Participant histories

The four work streams of 'Making Climate History' use artefacts, maps, published writings and archival sources to examine the historical relations between knowing climates and making them. The project will supplement these sources by capturing the voices of a generation of climate scientists and science administrators who were active over the last third of the twentieth century, and yet will not be with us for much longer. This programme will record, curate and analyse the voices of a selection of these long or newly retired protagonists in climate science from the 1960s onwards. Interviews offer unique insights into the lives, works and personalities of scientists, offering new insight from living sources into the multiple and contested understandings of climate that shaped the emergence of the multi-discipline of climate science and its development as a historical science of the environment in the latter decades of the Cold War. Critical analysis of these oral histories will test and refine our readings of sources used elsewhere in the project, whether accounts of climate science re-constructed from archival sources or found in the historiographical climate literature. There is a significant population of retired climate scientists and administrators from this era to select from. Choices will be made systematically to represent diverse sub-disciplines and regions, but also pragmatically considering access and consent. Interview narratives will be shaped by the emerging questions and issues arising from other work streams and will revolve around career trajectories and choices, epistemic networks, institutional patronage, technologies of analysis and representation, and contribution to salient debates in climate science about periodisation, attribution, and politicisation. We will work with the American Institute of Physics oral histories archive and the British Library ('the oral history of British science'/'voices of science' project) for the long-term curation of these recordings.

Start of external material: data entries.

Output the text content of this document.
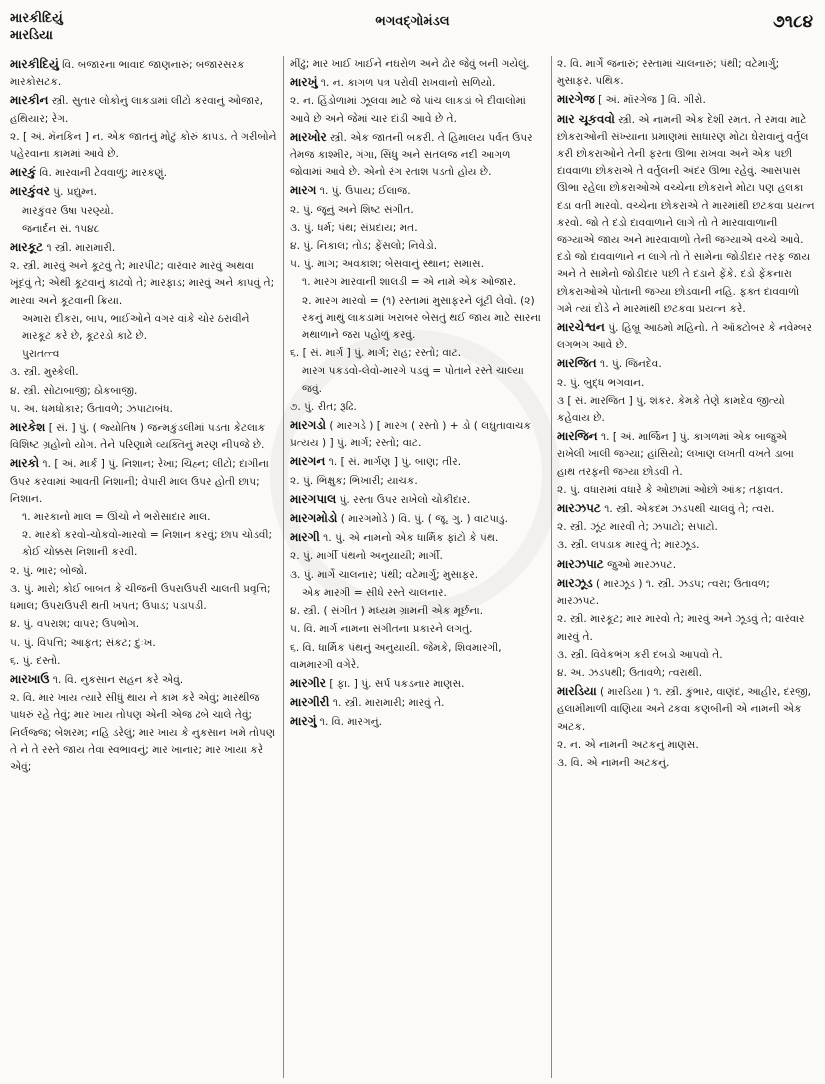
મારકીદિયું
મારડિયા
ભગવદ્ગોમંડલ	૭૧૮૪
મારકીદિયું વિ. બજારના ભાવાદ જાણનારું; બજારસરક મારકોસટક.
મારકીન સ્ત્રી. સુતાર લોકોનું લાકડામાં લીટો કરવાનું ઓજાર, હથિયાર; રેગ.
૨. [ અં. મૅનકિન ] ન. એક જાતનું મોટું કોરું કાપડ. તે ગરીબોને પહેરવાના કામમાં આવે છે.
મારકું વિ. મારવાની ટેવવાળું; મારકણું.
મારકુંવર પું. પ્રદ્યુમ્ન.
મારકુંવર ઉષા પરણ્યો.
જનાર્દન સં. ૧૫૪૮
મારકૂટ ૧ સ્ત્રી. મારામારી.
૨. સ્ત્રી. મારવું અને કૂટવું તે; મારપીટ; વારંવાર મારવું અથવા ખૂંદવું તે; એથી કૂટવાનું કાઢવો તે; મારફાડ; મારવું અને કાપવું તે; મારવા અને કૂટવાની ક્રિયા.
અમારા દીકરા, બાપ, ભાઈઓને વગર વાંકે ચોર ઠરાવીને મારકૂટ કરે છે, કૂટરડો કાઢે છે.
પુરાતત્ત્વ
૩. સ્ત્રી. મુસ્કેલી.
૪. સ્ત્રી. સોટાબાજી; ઠોકબાજી.
૫. અ. ધમધોકાર; ઉતાવળે; ઝપાટાબંધ.
મારકેશ [ સં. ] પું. ( જ્યોતિષ ) જન્મકુંડલીમાં પડતા કેટલાક વિશિષ્ટ ગ્રહોનો યોગ. તેને પરિણામે વ્યક્તિનું મરણ નીપજે છે.
મારકો ૧. [ અં. માર્ક ] પું. નિશાન; રેખા; ચિહ્ન; લીટો; દાગીના ઉપર કરવામાં આવતી નિશાની; વેપારી માલ ઉપર હોતી છાપ; નિશાન.
૧. મારકાનો માલ = ઊંચો ને ભરોસાદાર માલ.
૨. મારકો કરવો-ચોકવો-મારવો = નિશાન કરવું; છાપ ચોડવી; કોઈ ચોક્કસ નિશાની કરવી.
૨. પું. ભાર; બોજો.
૩. પું. મારો; કોઈ બાબત કે ચીજની ઉપરાઉપરી ચાલતી પ્રવૃત્તિ; ધમાલ; ઉપરાઉપરી થતી ખપત; ઉપાડ; પડાપડી.
૪. પું. વપરાશ; વાપર; ઉપભોગ.
૫. પું. વિપત્તિ; આફત; સંકટ; દુઃખ.
૬. પું. દસ્તો.
મારખાઉ ૧. વિ. નુકસાન સહન કરે એવું.
૨. વિ. માર ખાય ત્યારે સીધું થાય ને કામ કરે એવું; મારથીજ પાધરું રહે તેવું; માર ખાય તોપણ એની એજ ઢબે ચાલે તેવું; નિર્લજ્જ; બેશરમ; નહિ ડરેલું; માર ખાય કે નુકસાન ખમે તોપણ તે ને તે રસ્તે જાય તેવા સ્વભાવનું; માર ખાનાર; માર ખાયા કરે એવું;
મીંઢું; માર ખાઈ ખાઈને નઘરોળ અને ઢોર જેવું બની ગયેલું.
મારખું ૧. ન. કાગળ પત્ર પરોવી રાખવાનો સળિયો.
૨. ન. હિંડોળામાં ઝૂલવા માટે જે પાંચ લાકડાં બે દીવાલોમાં આવે છે અને જેમાં ચાર દાંડી આવે છે તે.
મારખોર સ્ત્રી. એક જાતની બકરી. તે હિમાલય પર્વત ઉપર તેમજ કાશ્મીર, ગંગા, સિંધુ અને સતલજ નદી આગળ જોવામાં આવે છે. એનો રંગ રતાશ પડતો હોય છે.
મારગ ૧. પું. ઉપાય; ઈલાજ.
૨. પું. જૂનું અને શિષ્ટ સંગીત.
૩. પું. ધર્મ; પંથ; સંપ્રદાય; મત.
૪. પું. નિકાલ; તોડ; ફેંસલો; નિવેડો.
૫. પું. માગ; અવકાશ; બેસવાનું સ્થાન; સમાસ.
૧. મારગ મારવાની શાલડી = એ નામે એક ઓજાર.
૨. મારગ મારવો = (૧) રસ્તામાં મુસાફરને લૂંટી લેવો. (૨) રકનું માથું લાકડામાં ખરાબર બેસતું થઈ જાય માટે સારના મથાળાને જરા પહોળું કરવું.
૬. [ સં. માર્ગ ] પું. માર્ગ; રાહ; રસ્તો; વાટ.
મારગ પકડવો-લેવો-મારગે પડવું = પોતાને રસ્તે ચાલ્યા જવું.
૭. પું. રીત; રૂઢિ.
મારગડો ( મારગડે ) [ મારગ ( રસ્તો ) + ડો ( લઘુતાવાચક પ્રત્યય ) ] પું. માર્ગ; રસ્તો; વાટ.
મારગન ૧. [ સં. માર્ગણ ] પું. બાણ; તીર.
૨. પું. ભિક્ષુક; ભિખારી; યાચક.
મારગપાલ પું. રસ્તા ઉપર રાખેલો ચોકીદાર.
મારગમોડો ( મારગમોડે ) વિ. પું. ( જૂ. ગુ. ) વાટપાડુ.
મારગી ૧. પું. એ નામનો એક ધાર્મિક ફાંટો કે પંથ.
૨. પું. માર્ગી પંથનો અનુયાયી; માર્ગી.
૩. પું. માર્ગે ચાલનાર; પંથી; વટેમાર્ગુ; મુસાફર.
એક મારગી = સીધે રસ્તે ચાલનાર.
૪. સ્ત્રી. ( સંગીત ) મધ્યમ ગ્રામની એક મૂર્છના.
૫. વિ. માર્ગ નામના સંગીતના પ્રકારને લગતું.
૬. વિ. ધાર્મિક પંથનું અનુયાયી. જેમકે, શિવમારગી, વામમારગી વગેરે.
મારગીર [ ફા. ] પું. સર્પ પકડનાર માણસ.
મારગીરી ૧. સ્ત્રી. મારામારી; મારવું તે.
મારગું ૧. વિ. મારગનું.
૨. વિ. માર્ગે જનારું; રસ્તામાં ચાલનારું; પંથી; વટેમાર્ગુ; મુસાફર. પથિક.
મારગેજ [ અં. મૉરગેજ ] વિ. ગીરો.
માર ચૂકવવો સ્ત્રી. એ નામની એક દેશી રમત. તે રમવા માટે છોકરાઓની સંખ્યાના પ્રમાણમાં સાધારણ મોટા ઘેરાવાનું વર્તુલ કરી છોકરાઓને તેની ફરતા ઊભા રાખવા અને એક પછી દાવવાળા છોકરાએ તે વર્તુલની અંદર ઊભા રહેવું. આસપાસ ઊભા રહેલા છોકરાઓએ વચ્ચેના છોકરાને મોટા પણ હલકા દડા વતી મારવો. વચ્ચેના છોકરાએ તે મારમાંથી છટકવા પ્રયત્ન કરવો. જો તે દડો દાવવાળાને લાગે તો તે મારવાવાળાની જગ્યાએ જાય અને મારવાવાળો તેની જગ્યાએ વચ્ચે આવે. દડો જો દાવવાળાને ન લાગે તો તે સામેના જોડીદાર તરફ જાય અને તે સામેનો જોડીદાર પછી તે દડાને ફેંકે. દડો ફેંકનારા છોકરાઓએ પોતાની જગ્યા છોડવાની નહિ. ફક્ત દાવવાળો ગમે ત્યાં દોડે ને મારમાંથી છટકવા પ્રયત્ન કરે.
મારચેશ્વન પું. હિબ્રૂ આઠમો મહિનો. તે ઑક્ટોબર કે નવેમ્બર લગભગ આવે છે.
મારજિત ૧. પું. જિનદેવ.
૨. પું. બુદ્ધ ભગવાન.
૩ [ સં. મારજિત ] પું. શંકર. કેમકે તેણે કામદેવ જીત્યો કહેવાય છે.
મારજિન ૧. [ અં. માર્જિન ] પું. કાગળમાં એક બાજુએ રાખેલી ખાલી જગ્યા; હાંસિયો; લખાણ લખતી વખતે ડાબા હાથ તરફની જગ્યા છોડવી તે.
૨. પું. વધારામાં વધારે કે ઓછામાં ઓછો આંક; તફાવત.
મારઝપટ ૧. સ્ત્રી. એકદમ ઝડપથી ચાલવું તે; ત્વરા.
૨. સ્ત્રી. ઝૂંટ મારવી તે; ઝપાટો; સપાટો.
૩. સ્ત્રી. લપડાક મારવું તે; મારઝૂડ.
મારઝપાટ જુઓ મારઝપટ.
મારઝૂડ ( મારઝૂડ ) ૧. સ્ત્રી. ઝડપ; ત્વરા; ઉતાવળ; મારઝપટ.
૨. સ્ત્રી. મારકૂટ; માર મારવો તે; મારવું અને ઝૂડવું તે; વારંવાર મારવું તે.
૩. સ્ત્રી. વિવેકભંગ કરી દબડો આપવો તે.
૪. અ. ઝડપથી; ઉતાવળે; ત્વરાથી.
મારડિયા ( મારડિયા ) ૧. સ્ત્રી. કુંભાર, વાણંદ, આહીર, દરજી, હલામીમાળી વાણિયા અને ઢકવા કણબીની એ નામની એક અટક.
૨. ન. એ નામની અટકનું માણસ.
૩. વિ. એ નામની અટકનું.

Questions of interdisciplinarity and the calibration of methods for relating temporal and spatial variability remain essential to the making of climate knowledge (Caseldine and Turney 2010). In broader historical and contemporary frameworks, both the emergence of 'big histories' linking environmental data with societal and climate change (Behringer 2010, Parker 2013) and currently contested stratigraphies rely on bringing human and natural histories into meaningful contact. Similar aims are pursued more technically within current climate science, generating tools such as integrated assessment models that engage physical, economic and social systems. As our synoptic book will show, understanding the contingent formation of this version of a global history of climate change across 200 years of endeavour is indispensable to knowing how to make climate history part of our own work for change.